The Application Of Power Electronics In Industry

At a time when fossil fuels are becoming scarce and ecological awareness is promoting clean and renewable energies, power electronics is once again on the forefront. The power electronics industry is forced to produce more converters, with increased performance and lower cost. These performances are in the direction of better performance and increased power density. Applications require operations of environments considered severe in ambient temperature, vibration, and chemical aggression, but always indiscretion. Power electronics is one of the branches of electrical engineering, it relates to devices or converters that can change the shape of electrical energy. Since the eighties, it has found many applications, from the improvement of the characteristics of networks supporting heavy industries (SVC - Static VAR Compensator) like aluminum factories, to FACTS (Flexible Alternative Current Transmission Systems). For network stability and HVDC (High Voltage Direct Current) systems for long-distance links.

The success of a power converter, as an industrial product, is based on the control of many physical phenomena, in several areas. However, it would be difficult to advance a precise definition of concepts, technologies, and techniques that cover the acronym power electronics. This discipline supports the achievement of essential functions within systems, which the general public ultimately sees as the end. Whether in a train or a cell phone, the place of power electronics in these "products" is rarely emphasized. Power electronics power the functions of an "electronic" system, whatever it is. The image of the discipline "electronic power" is probably equal to the importance of this discipline in a system: everything indiscretion.

Power electronics presents a discipline dedicated to the conversion of electrical energy, the means of supplying precisely to a load the electrical energy it needs, - current, voltage and in spectral content and that dynamically - when it needs it, and this from one or more primary sources of electrical energy. Future energy networks will need to be accompanied by better regulation of electrical flows and voltage levels. With larger electric charges and more difficult to manage, the shape of the sine wave is deformed more and more, the quality of electrical energy suffers.
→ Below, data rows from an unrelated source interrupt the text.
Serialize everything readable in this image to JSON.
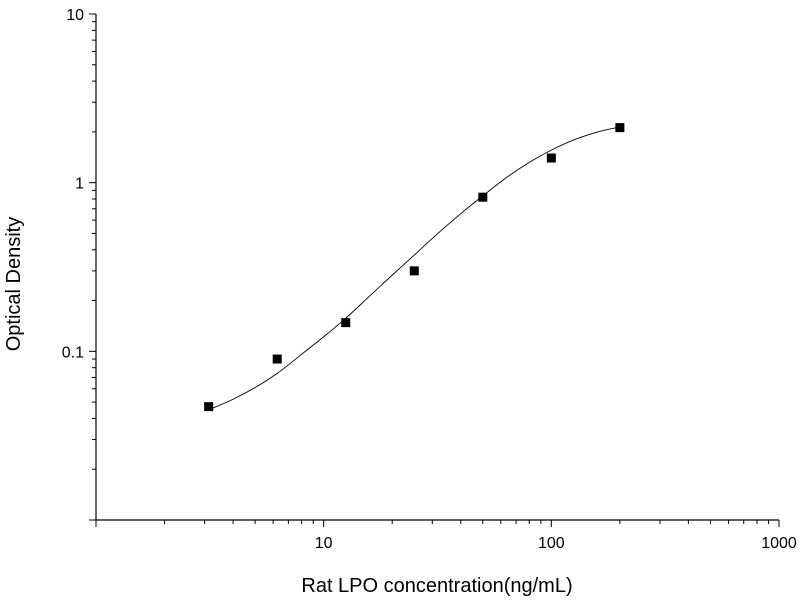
{
  "chart_data": {
    "type": "scatter",
    "title": "",
    "xlabel": "Rat LPO concentration(ng/mL)",
    "ylabel": "Optical Density",
    "x_scale": "log",
    "y_scale": "log",
    "xlim": [
      1,
      1000
    ],
    "ylim": [
      0.01,
      10
    ],
    "x_ticks": [
      10,
      100,
      1000
    ],
    "x_tick_labels": [
      "10",
      "100",
      "1000"
    ],
    "y_ticks": [
      0.1,
      1,
      10
    ],
    "y_tick_labels": [
      "0.1",
      "1",
      "10"
    ],
    "grid": false,
    "legend": "none",
    "series": [
      {
        "marker": "square",
        "color": "#000000",
        "x": [
          3.125,
          6.25,
          12.5,
          25,
          50,
          100,
          200
        ],
        "y": [
          0.047,
          0.09,
          0.148,
          0.3,
          0.82,
          1.4,
          2.12
        ]
      }
    ],
    "fit_curve": {
      "style": "line",
      "color": "#000000",
      "x": [
        3.125,
        4,
        5,
        6.25,
        8,
        10,
        12.5,
        16,
        20,
        25,
        32,
        40,
        50,
        64,
        80,
        100,
        125,
        160,
        200
      ],
      "y": [
        0.045,
        0.052,
        0.061,
        0.074,
        0.096,
        0.122,
        0.157,
        0.214,
        0.283,
        0.372,
        0.505,
        0.655,
        0.835,
        1.08,
        1.32,
        1.56,
        1.79,
        2.0,
        2.14
      ]
    }
  }
}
A source of current or voltage is, therefore, necessary to counteract these undesirable effects. The power electronics can here provide appropriate remedies.

Power electronics is evolving very fast and by technological leaps. Power electronics can, particularly at the level of electricity transmission, be used to increase the transit capacity of networks and interconnect systems. It reduces the need to invest in the installation of new lines and avoids the construction of substations in places where space is insufficient. Not to mention that power converters can be coordinated and offer network services (including reactive power compensation), helping to better regulate electricity exchanges and grid charges. Solutions based on power electronics will take many forms. Some systems, such as electronic transformers at low and medium voltage, could see the light of day in about ten years. Others are currently being developed from technologies already available on electric power transmission systems.

The new power electronics applications are now looking for versatility but also extensibility. The advances achieved in power electronics components will allow converters to be more modular (in order to double the useful power, for example). Other key factors are at stake with future networks, including interoperability. Thus, the quest to simplify the connections of production facilities has already begun, with the development of standardized technical solutions and, ultimately, a plug-and-play approach.